Foot-dragging on open records
By Jonathan Small
Is it too much to expect that public records be readily available to the public? The answer to that question is obvious, yet the default setting for many government entities is to withhold information, delay its release, and obscure transparency when they do.
The University of Oklahoma has not been the worst offender, but it could do much better. To its credit, the university did respond promptly to one request submitted by the Oklahoma Council of Public Affairs. In case you were wondering, OU paid the journalist Soledad O'Brien $50,000 for this year’s commencement address.
But in other areas, the college appears to be in foot-dragging mode.
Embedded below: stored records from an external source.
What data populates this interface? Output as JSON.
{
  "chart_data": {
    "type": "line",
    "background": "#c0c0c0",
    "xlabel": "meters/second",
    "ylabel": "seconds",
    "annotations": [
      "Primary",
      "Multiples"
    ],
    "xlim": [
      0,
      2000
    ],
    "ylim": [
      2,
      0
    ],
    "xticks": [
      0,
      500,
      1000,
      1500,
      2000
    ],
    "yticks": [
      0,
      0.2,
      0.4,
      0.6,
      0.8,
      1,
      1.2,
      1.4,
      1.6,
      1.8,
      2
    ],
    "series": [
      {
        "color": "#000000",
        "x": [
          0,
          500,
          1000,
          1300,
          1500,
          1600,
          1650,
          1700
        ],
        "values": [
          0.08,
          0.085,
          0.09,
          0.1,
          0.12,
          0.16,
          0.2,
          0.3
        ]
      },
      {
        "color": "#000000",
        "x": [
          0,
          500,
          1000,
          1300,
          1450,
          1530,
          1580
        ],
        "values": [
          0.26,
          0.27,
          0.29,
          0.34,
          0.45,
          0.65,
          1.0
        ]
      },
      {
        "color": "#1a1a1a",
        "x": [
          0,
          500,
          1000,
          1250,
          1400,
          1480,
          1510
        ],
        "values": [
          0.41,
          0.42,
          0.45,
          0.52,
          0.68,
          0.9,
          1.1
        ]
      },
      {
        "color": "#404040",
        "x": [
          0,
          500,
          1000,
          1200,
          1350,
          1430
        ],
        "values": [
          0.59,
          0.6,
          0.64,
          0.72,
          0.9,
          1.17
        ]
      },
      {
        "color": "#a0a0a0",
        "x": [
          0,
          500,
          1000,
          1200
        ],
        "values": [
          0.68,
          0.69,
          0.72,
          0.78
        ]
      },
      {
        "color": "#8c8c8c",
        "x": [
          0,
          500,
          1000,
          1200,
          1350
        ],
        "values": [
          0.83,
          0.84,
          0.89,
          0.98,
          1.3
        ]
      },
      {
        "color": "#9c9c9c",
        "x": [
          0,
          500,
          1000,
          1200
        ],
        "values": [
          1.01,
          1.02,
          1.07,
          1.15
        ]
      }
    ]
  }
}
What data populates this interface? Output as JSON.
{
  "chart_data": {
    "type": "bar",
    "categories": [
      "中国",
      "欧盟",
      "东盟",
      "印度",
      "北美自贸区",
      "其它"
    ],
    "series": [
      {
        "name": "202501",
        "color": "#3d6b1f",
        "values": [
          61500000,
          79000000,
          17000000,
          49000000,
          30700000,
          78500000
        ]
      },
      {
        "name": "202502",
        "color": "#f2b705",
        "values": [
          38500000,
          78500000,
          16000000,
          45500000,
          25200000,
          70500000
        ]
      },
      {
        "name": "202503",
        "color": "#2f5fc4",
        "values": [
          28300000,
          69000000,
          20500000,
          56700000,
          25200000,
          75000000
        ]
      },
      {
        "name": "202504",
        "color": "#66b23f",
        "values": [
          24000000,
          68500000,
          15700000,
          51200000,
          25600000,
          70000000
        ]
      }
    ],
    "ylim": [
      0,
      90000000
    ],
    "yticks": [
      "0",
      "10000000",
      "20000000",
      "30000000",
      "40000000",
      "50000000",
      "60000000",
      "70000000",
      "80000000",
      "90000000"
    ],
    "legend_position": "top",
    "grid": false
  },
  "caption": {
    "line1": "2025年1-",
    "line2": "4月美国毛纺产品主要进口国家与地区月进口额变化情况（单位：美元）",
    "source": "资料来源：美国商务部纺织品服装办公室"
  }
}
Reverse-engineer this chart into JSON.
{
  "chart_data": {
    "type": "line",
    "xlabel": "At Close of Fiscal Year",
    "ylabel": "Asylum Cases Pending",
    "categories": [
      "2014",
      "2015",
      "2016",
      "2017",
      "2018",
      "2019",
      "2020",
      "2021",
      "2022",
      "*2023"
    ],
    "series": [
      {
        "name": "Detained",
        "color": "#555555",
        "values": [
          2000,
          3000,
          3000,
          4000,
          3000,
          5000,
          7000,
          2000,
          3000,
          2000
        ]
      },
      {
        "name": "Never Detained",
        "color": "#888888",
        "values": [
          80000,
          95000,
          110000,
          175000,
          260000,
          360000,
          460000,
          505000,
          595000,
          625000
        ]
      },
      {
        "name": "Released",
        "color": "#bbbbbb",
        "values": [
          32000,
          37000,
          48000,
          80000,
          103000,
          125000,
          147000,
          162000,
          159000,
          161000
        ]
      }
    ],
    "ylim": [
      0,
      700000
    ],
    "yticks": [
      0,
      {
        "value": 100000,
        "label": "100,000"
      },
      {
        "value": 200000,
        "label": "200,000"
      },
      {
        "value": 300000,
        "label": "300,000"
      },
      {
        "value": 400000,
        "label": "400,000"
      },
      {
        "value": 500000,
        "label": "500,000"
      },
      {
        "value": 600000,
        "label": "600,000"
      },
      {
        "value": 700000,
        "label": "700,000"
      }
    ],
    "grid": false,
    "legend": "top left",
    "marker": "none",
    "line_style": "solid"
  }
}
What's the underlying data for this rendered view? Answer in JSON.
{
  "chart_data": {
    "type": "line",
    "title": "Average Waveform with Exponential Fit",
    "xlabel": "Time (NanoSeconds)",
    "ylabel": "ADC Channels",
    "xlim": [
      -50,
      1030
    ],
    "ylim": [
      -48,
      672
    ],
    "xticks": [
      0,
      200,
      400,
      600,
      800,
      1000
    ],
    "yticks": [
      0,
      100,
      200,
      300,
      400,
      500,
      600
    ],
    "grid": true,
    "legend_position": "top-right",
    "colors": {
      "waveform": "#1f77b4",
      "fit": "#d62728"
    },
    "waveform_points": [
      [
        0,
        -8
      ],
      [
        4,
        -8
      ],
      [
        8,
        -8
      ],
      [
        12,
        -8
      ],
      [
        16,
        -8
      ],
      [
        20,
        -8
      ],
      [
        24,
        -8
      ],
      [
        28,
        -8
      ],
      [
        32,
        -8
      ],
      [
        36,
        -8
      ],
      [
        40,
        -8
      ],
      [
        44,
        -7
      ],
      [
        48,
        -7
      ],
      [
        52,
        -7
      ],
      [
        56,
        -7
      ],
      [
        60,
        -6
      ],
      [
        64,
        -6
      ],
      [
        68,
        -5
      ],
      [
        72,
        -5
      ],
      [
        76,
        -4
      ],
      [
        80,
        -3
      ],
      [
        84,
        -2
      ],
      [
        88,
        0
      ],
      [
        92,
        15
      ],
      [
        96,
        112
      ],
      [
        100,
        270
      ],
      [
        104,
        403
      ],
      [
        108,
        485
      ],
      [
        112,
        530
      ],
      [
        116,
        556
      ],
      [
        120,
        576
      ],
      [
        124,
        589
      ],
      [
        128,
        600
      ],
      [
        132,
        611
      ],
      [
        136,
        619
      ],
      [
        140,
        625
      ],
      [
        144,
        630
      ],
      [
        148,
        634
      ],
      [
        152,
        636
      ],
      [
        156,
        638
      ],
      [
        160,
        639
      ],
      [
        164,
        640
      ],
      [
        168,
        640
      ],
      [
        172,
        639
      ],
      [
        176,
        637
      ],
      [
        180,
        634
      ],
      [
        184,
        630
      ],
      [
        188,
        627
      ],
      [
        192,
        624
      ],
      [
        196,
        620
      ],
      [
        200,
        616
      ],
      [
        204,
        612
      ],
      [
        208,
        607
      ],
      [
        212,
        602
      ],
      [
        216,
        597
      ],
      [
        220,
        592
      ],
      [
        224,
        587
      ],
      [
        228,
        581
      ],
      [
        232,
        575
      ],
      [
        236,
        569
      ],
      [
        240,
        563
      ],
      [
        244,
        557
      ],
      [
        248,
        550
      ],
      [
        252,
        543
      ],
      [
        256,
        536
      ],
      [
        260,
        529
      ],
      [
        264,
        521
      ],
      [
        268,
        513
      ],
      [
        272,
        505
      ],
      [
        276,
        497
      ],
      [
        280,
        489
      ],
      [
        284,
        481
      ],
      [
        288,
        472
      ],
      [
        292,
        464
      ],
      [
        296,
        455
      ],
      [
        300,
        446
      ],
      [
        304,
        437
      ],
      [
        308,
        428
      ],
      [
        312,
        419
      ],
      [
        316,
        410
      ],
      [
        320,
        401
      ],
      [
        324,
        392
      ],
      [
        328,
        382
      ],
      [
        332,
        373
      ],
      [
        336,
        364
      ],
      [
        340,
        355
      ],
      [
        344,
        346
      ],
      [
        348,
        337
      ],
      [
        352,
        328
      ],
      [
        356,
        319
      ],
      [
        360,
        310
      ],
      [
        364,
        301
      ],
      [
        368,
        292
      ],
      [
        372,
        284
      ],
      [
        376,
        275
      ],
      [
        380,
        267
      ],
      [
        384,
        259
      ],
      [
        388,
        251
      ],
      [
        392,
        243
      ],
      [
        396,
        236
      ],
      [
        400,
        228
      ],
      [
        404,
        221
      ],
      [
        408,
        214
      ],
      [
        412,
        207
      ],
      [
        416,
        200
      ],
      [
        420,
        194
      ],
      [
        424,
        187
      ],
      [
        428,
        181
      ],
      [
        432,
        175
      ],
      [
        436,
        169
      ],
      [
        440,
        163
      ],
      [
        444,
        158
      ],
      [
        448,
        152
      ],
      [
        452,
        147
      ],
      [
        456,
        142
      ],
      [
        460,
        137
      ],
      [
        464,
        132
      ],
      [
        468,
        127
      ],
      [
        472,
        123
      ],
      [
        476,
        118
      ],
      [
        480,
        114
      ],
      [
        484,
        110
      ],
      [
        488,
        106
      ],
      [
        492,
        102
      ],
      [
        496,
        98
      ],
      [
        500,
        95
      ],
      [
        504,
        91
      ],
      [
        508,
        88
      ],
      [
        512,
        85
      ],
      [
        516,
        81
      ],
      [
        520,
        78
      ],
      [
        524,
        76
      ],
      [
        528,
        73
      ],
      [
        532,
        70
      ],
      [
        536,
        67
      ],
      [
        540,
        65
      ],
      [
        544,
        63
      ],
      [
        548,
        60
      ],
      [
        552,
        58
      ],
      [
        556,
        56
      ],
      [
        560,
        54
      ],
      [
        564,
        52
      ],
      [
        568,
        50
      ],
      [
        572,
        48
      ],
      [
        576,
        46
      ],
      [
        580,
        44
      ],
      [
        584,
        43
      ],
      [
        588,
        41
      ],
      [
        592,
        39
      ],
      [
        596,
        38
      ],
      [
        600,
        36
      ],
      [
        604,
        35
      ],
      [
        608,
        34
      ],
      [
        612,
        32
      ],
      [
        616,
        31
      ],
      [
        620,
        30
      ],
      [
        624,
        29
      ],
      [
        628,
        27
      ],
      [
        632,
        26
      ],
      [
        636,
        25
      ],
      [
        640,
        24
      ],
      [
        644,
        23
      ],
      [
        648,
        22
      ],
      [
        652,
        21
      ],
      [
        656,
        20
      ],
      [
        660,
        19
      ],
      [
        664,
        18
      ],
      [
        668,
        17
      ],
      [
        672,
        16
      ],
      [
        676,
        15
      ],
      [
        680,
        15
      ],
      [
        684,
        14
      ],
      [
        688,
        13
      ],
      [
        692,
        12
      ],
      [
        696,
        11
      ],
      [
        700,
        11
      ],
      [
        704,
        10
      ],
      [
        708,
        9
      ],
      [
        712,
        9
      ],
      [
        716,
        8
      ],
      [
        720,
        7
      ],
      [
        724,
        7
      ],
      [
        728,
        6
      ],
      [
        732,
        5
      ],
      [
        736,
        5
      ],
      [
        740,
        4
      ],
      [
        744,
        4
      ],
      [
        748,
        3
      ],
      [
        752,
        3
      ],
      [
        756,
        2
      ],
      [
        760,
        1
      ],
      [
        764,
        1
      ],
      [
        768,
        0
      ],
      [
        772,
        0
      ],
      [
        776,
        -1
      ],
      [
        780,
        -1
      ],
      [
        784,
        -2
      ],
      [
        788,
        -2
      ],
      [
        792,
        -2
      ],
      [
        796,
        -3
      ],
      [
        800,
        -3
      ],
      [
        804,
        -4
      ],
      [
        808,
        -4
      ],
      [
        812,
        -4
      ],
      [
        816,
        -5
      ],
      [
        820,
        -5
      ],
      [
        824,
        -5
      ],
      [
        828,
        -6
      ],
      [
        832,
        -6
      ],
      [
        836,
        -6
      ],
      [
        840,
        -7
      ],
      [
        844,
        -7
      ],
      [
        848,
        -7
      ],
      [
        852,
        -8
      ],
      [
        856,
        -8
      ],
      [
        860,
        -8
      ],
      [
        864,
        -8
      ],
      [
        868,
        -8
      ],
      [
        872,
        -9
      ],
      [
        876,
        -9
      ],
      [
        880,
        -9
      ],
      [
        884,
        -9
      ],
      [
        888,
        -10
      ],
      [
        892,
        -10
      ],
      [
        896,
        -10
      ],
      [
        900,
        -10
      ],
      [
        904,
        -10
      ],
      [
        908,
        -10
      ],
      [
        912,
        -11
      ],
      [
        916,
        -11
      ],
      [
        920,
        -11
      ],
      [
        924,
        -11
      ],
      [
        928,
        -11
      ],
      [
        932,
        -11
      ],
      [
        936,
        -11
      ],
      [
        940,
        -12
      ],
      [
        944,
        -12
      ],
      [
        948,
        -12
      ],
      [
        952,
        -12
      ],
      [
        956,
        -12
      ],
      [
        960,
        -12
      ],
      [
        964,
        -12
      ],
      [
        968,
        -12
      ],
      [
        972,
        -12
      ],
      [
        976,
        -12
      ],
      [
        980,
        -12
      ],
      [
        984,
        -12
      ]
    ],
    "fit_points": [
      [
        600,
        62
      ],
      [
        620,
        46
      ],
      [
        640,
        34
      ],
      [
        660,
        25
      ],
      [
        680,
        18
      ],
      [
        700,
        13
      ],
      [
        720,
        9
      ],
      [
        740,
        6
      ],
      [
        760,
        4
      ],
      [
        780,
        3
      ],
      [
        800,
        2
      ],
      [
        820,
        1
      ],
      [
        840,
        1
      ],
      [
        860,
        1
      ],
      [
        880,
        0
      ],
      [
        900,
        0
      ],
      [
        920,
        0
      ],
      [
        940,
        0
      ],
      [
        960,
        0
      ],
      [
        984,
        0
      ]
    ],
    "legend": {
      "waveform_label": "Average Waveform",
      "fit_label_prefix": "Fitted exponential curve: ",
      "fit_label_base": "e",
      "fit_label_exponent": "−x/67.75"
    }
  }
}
Like many colleges and universities, OU has a “bias reporting hotline” that allows any aggrieved or offended party to anonymously inform on students or employees. OU has an “Office of Diversity and Inclusion” with a “Bias Response Committee” (BRC) whose purpose is “to evaluate and deliberate on bias and discrimination reports” received through the hotline. “The BRC will review and provide guidance to Office of Diversity and Inclusion and other collaborating units on how to deal with specific incident reports.”
Nationally, these hotlines have been a source of controversy because they can effectively chill free speech. Also, a system in which people may be targeted for scrutiny based on anonymous complaints can easily be abused. At the University of Michigan, an organization called Speech First sued the school over its use of anonymous reports to the bias response team, among other things.
Thus, OCPA has sought to learn what kinds of incident reports have come in at OU and how they were dealt with. So far, college officials refuse to say.
Since last summer, OCPA has sought through open-records requests to learn details about cases reported to the bias hotline. Because the hotline is financed with public funds, it is subject to disclosure, but you wouldn’t know it from OU’s response.
Our request was only for case details, and allowed the school to redact any personally identifying information contained in a report. Yet the school provided only a summary statistical report covering two years’ worth of calls, and declined to provide case specifics.
In March of this year OCPA made an updated open-records request, asking for the case files of all the reports received since the hotline’s launch in 2016, again allowing for redaction of personal information. We’ve gotten no response.
OU’s interim president, longtime David Boren staffer Joe Harroz Jr., has touted transparency, and schools in other states have produced similar reports to watchdog groups. Why has OU not done the same? One possibility is the documents would show most complaints are frivolous, which would raise the question of why the school needs to fund the hotline. But a more worrisome possibility is that the system has been abused and used as a tool of coercion or free-speech suppression. I hope that’s not the case, but OU’s continued silence doesn’t inspire confidence.
Jonathan Small serves as president of the Oklahoma Council of Public Affairs.